B and I were talking about how a guest we had in the store thought I was a skinhead due to my haircut.
A laughs and says, "Oh, I just thought you were bi!"
B is shocked. She says, "A! That's not funny. If you said that to me I'd kick you in the teeth."
Now I'M schocked. I say, "B! I AM bi!"
B looks at me incredulously, "Really? I think that's disgusting. I mean, to each their own, but I find that disgusting. That's really disgusting."
A tries to backpedal, "Oh, I was just kidding! I don't even know you, Liz! I was just... I didn't mean to.."
I just said, "Awesome.
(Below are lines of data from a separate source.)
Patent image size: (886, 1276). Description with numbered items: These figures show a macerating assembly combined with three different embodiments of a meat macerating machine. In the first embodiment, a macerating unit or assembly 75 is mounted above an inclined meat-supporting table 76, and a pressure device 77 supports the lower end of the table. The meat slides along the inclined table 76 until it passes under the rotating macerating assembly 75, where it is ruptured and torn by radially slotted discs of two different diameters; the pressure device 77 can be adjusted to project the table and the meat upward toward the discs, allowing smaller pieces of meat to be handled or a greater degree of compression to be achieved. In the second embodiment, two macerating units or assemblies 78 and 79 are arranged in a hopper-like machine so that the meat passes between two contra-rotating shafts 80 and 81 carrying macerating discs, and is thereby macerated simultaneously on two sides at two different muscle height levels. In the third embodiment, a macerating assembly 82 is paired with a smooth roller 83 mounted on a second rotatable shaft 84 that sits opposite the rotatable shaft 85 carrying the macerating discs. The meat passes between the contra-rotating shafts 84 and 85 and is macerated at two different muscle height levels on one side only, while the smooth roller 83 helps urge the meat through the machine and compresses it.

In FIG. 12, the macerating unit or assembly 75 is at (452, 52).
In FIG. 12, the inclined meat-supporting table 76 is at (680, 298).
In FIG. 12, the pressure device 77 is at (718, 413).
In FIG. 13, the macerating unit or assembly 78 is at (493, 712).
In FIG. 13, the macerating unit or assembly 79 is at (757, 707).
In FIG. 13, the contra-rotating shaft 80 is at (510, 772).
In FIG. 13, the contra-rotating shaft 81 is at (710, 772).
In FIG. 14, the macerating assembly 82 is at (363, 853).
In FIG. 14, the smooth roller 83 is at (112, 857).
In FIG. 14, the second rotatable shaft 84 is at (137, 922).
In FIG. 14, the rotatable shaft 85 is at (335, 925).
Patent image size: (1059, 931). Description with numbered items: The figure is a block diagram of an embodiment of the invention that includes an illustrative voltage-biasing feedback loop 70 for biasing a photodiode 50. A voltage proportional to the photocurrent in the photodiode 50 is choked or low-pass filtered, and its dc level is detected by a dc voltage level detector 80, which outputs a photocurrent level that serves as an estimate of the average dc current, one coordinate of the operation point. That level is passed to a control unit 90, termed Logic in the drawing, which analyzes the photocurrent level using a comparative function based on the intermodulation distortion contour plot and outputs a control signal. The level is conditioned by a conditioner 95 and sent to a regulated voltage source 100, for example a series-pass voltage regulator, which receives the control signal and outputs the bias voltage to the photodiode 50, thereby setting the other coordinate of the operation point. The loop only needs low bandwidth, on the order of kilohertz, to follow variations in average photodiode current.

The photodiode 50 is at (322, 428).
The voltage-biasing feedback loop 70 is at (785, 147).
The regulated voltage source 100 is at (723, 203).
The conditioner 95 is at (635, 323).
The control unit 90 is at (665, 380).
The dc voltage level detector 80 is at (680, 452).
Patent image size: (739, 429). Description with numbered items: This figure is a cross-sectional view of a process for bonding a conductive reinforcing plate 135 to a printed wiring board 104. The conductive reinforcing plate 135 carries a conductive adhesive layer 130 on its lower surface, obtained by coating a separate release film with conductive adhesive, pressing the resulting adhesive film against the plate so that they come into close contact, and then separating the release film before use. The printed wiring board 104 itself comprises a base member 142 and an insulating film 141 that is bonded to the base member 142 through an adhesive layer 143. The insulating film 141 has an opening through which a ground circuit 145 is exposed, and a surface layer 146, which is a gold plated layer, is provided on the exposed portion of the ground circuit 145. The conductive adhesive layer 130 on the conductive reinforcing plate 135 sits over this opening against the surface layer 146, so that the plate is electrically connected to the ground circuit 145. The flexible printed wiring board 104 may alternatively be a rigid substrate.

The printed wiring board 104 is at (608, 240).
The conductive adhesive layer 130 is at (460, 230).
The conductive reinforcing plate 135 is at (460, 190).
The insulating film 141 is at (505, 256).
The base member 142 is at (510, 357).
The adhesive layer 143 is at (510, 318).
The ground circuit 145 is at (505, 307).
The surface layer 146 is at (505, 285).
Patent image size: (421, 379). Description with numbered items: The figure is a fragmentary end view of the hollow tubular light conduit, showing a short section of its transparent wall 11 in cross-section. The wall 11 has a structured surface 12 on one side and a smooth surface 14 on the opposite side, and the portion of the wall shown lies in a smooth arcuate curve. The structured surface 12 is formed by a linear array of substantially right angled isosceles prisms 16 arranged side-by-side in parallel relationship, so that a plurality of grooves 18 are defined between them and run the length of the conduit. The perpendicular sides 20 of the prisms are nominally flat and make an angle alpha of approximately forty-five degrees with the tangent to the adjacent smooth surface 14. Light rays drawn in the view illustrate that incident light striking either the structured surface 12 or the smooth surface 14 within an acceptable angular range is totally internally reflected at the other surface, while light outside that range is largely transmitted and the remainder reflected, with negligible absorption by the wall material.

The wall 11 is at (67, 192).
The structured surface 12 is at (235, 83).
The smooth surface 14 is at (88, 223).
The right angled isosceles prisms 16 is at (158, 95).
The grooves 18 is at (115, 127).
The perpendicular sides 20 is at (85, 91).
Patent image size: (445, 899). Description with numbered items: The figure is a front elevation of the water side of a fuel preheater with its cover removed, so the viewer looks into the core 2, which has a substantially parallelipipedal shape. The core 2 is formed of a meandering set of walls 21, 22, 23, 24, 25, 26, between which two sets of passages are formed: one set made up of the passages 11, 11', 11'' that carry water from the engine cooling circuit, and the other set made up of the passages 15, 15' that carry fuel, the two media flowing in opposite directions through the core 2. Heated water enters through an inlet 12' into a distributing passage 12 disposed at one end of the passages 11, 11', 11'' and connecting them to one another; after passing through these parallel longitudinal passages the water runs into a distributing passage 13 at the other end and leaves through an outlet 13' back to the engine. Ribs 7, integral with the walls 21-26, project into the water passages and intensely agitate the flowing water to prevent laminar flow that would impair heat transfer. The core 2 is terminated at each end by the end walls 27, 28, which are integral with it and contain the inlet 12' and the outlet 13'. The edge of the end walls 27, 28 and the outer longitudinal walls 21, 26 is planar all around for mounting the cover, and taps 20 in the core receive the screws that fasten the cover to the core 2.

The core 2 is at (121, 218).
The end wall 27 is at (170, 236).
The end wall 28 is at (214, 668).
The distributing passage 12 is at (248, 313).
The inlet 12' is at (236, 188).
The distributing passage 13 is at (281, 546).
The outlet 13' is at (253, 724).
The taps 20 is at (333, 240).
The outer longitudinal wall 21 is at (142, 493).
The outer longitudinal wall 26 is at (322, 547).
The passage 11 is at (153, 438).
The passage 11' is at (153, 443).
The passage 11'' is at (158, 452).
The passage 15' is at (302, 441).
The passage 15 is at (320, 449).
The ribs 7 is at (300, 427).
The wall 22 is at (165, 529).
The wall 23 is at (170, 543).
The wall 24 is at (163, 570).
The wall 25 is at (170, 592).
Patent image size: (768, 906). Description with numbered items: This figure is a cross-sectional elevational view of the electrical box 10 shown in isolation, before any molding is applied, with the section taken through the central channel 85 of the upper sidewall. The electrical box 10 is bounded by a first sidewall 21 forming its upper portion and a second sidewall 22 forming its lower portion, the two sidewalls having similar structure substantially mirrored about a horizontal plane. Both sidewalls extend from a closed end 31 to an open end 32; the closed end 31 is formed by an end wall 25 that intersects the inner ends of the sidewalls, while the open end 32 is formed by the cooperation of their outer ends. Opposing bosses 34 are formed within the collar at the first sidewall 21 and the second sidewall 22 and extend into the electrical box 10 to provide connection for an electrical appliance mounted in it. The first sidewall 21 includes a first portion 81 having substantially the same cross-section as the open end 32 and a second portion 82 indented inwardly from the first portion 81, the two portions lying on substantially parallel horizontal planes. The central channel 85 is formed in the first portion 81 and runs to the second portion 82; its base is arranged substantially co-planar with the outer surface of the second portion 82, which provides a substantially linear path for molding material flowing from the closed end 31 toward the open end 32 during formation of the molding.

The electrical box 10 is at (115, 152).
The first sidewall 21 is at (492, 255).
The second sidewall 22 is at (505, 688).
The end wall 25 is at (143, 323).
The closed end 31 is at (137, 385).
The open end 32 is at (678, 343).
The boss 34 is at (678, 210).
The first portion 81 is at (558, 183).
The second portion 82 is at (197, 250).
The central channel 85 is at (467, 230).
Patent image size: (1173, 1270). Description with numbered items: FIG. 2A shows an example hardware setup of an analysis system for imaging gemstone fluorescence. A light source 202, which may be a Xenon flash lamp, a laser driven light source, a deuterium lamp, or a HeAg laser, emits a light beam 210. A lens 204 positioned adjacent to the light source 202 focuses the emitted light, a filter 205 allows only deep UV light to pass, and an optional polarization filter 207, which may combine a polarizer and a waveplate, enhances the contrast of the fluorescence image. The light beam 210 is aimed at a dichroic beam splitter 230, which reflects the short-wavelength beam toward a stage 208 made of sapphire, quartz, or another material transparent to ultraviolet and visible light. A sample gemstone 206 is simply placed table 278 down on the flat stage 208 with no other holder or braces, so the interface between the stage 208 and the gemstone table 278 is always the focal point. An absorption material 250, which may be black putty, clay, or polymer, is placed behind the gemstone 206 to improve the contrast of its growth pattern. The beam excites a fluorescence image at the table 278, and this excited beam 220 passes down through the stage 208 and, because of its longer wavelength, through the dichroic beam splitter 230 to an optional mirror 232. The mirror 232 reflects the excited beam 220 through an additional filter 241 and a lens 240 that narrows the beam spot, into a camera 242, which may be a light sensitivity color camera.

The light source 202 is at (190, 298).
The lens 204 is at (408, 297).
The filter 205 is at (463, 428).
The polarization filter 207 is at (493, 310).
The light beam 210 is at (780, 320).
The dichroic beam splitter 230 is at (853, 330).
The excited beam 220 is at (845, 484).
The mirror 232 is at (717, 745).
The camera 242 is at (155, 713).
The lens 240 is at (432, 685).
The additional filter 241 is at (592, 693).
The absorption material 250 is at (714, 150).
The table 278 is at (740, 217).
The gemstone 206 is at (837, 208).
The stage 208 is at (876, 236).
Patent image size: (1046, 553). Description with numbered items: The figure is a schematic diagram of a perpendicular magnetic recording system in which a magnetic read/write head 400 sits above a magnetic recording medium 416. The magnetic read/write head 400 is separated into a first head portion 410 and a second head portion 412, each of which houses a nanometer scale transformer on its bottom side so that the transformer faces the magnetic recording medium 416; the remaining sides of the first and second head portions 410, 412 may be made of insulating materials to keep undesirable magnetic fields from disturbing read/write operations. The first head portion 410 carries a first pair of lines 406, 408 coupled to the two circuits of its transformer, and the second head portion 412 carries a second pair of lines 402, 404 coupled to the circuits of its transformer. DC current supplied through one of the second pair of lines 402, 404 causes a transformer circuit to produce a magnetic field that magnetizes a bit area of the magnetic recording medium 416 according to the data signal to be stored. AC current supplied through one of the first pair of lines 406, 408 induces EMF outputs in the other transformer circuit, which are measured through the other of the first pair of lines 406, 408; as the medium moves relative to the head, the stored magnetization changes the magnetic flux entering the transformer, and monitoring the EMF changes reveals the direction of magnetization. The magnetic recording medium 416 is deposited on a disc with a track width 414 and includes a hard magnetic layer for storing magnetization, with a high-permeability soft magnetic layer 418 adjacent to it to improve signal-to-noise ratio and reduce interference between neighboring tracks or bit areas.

I'm going home."
I've known B for two years. I thought we were friends. Now I know why some people wear their sexuality on their sleeves. They can avoid this kind of hurt. This is most certainly the end of a friendship.
Why should I be friends with someone who finds me disgusting? So disgusting, in fact, that if someone to insinuate that she was like me she would physically assault them. Who finds who I love disgusting? It's something about myself I can't change! It's an integral part of who I am. I'm so hurt.
If I said to B, "Oh, wow, you're black? I mean, to each their own, but that's really disgusting..." I would be instantly rebuked by everyone around me! But B says this sort of cruel thing to me and nobody says a goddamn thing.
My Mom tries to make me see it in another way. Like, maybe B has never known a bi person before or some shit. She says I can't expect everyone to be accepting. I know that. I also know that I don't have any more room in my heart for people like B. I've got enough of that from my family. My father who calls me "aberrant" and my grandfather who says, "Homosexuals have something seriously wrong in their heads."
The friendship between B and I is over. I have no patience for that sort of bullshit. That sort of point of view is what I find disgusting.